There are approximately 150 species of cicada in the U.S., but “only the seven Magicicada species have synchronized development and periodical emergences (meaning that all individuals in a population are always the same age),” according to magicicada.org, which tracks the periodic varieties. “The rest of the species (the so-called annual cicadas) have unsynchronized development, so some individuals mature in every year and we hear them every summer.”

Unlike annual cicadas, periodical cicadas emerge every 13 or 17 years, depending on the species.

Brood IX, as the group making its presence known this year as they emerge from their underground habitats to mate, were last seen in 2003.

A separate group — known as Brood II — returned to parts of the eastern U.S. in 2013.

Roos said she first observed the reemergence of Brood IX earlier this spring.

“Back in late April I saw dozens of them in my pollinator garden,” she said, referring to the garden she created and maintains at Chatham Mills, 480 Hillsboro St., featuring mostly native North Carolina perennials, trees, shrubs, vines and grasses. “With the warm spell we were having at the time, following a warm winter, some of them emerged early because the soil warmed up.”

The insects emerge on a staggered schedule during the spring, said Roos, adding they “typically stick around four to six weeks.”

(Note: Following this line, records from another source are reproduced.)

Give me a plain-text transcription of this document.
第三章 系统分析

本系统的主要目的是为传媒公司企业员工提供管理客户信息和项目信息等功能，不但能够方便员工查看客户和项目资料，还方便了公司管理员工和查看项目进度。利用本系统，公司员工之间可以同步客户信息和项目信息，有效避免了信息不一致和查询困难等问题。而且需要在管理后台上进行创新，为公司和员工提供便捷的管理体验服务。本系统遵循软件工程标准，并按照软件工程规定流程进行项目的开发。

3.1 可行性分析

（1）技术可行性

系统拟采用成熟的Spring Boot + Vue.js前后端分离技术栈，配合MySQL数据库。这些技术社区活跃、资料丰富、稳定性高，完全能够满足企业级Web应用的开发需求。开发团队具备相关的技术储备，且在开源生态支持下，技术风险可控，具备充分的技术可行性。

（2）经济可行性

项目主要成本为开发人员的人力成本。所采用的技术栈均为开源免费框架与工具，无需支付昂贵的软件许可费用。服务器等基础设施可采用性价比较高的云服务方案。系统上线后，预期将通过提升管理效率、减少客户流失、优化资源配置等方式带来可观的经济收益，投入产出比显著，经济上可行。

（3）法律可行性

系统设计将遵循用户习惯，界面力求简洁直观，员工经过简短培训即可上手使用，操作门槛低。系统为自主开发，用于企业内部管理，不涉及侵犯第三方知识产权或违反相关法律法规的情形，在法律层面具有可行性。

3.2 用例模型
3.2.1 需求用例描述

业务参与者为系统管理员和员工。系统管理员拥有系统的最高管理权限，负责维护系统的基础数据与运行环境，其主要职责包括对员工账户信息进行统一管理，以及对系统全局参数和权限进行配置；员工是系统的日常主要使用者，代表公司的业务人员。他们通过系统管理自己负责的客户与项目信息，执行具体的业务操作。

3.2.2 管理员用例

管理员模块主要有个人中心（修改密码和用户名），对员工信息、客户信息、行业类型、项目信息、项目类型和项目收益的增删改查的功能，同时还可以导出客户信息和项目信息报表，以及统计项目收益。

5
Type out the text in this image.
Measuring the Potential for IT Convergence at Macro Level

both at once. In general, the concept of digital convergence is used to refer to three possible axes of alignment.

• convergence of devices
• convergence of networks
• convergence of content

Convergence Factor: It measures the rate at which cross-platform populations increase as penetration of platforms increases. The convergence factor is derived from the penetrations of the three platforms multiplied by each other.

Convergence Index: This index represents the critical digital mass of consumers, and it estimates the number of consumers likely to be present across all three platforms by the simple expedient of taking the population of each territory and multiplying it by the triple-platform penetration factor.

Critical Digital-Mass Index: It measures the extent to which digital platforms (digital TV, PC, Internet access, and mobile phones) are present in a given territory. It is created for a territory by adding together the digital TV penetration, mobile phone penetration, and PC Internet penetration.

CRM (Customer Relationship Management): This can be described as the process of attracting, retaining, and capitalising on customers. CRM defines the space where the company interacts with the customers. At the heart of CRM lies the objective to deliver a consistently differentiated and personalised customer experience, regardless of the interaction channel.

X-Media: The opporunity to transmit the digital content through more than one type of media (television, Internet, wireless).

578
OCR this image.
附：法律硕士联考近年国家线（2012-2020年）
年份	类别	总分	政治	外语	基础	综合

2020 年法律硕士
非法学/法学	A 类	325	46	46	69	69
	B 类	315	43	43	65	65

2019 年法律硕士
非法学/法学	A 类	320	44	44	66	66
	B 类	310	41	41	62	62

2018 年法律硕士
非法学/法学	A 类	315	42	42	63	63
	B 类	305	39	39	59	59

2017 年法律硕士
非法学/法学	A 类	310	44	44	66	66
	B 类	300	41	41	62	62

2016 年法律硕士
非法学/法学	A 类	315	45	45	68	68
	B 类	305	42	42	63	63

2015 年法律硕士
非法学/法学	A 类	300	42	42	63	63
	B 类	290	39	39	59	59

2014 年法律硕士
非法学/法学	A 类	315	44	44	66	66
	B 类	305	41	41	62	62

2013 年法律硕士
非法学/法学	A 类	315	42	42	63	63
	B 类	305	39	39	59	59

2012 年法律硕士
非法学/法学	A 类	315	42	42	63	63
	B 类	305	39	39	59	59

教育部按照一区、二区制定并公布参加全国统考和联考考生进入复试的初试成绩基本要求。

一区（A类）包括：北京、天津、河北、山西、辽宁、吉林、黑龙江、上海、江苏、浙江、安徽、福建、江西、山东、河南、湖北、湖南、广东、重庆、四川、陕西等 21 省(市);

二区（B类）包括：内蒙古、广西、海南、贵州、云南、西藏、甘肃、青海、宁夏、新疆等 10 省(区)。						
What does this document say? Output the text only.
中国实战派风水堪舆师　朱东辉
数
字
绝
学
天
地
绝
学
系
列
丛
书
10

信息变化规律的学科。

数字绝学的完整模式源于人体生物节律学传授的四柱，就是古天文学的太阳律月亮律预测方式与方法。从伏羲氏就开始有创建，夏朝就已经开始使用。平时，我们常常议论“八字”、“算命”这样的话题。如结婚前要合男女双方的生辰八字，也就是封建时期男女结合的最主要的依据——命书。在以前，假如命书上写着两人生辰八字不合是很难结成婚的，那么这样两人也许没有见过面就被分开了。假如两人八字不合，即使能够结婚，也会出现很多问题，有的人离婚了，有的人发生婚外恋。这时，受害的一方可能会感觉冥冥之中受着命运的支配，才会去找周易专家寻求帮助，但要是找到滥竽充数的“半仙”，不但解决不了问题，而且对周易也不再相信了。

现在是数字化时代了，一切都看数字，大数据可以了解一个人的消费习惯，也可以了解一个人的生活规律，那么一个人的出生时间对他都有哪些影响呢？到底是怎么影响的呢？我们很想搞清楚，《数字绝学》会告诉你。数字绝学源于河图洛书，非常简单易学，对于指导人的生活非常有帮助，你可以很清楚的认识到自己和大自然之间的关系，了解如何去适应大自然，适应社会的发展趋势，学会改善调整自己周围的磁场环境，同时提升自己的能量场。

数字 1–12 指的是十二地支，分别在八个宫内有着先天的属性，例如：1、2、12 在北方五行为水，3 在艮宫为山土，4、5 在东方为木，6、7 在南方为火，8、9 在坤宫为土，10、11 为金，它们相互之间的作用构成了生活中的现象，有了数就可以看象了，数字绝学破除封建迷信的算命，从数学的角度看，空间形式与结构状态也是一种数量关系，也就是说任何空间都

Beyond the loud noise they are prone to make — a mating call which the insects produce by flexing an internal muscle — and which is intensified by the large numbers of cicadas which emerge, the insect isn’t too worrisome for people. (Though the eggs they lay within branches can cause damage to a tree.)

In 2011, the last time North Carolina experienced a periodic (13-year) cicada invasion, Roos said the pollinator garden was hit.

“I lost a few young trees I had planted in my pollinator garden to cicada damage,” she said. “I had planted the native possumhaw trees in the preceding fall, and the branches were small enough (about pencil-size in diameter) to provide a perfect egg-laying site for the cicadas. The cicadas cut slits in the branches and insert eggs and this often causes the entire branch to die.”

Cicadas feed only on woody perennials, sparing vegetable and/or strawberry crops, Roos said.

Cicadas, however, aren’t a great threat to mature trees, though they “may cause the tips of smaller branches to die back,” she said.

“In general, gardeners don’t need to be concerned about cicadas unless they have very young trees,” Roos said. “Nurseries with trees and shrubs at the appropriate stage will sometimes use protective netting to exclude cicadas and prevent egg-laying.”

So cicadas aren’t a menace — neither toxic nor poisonous, they don’t bite or sting defensively — and their periodic presence is beneficial to the ecosystem.

“Many species of wildlife — including birds, mammals, reptiles, amphibians, and insects — eat cicadas,” Roos said. “Cicada nymphs spend many years underground and their tunneling aerates the soil and they are also part of the soil food web. And when the cicadas die their bodies decompose and provide nutrients to feed plant life.”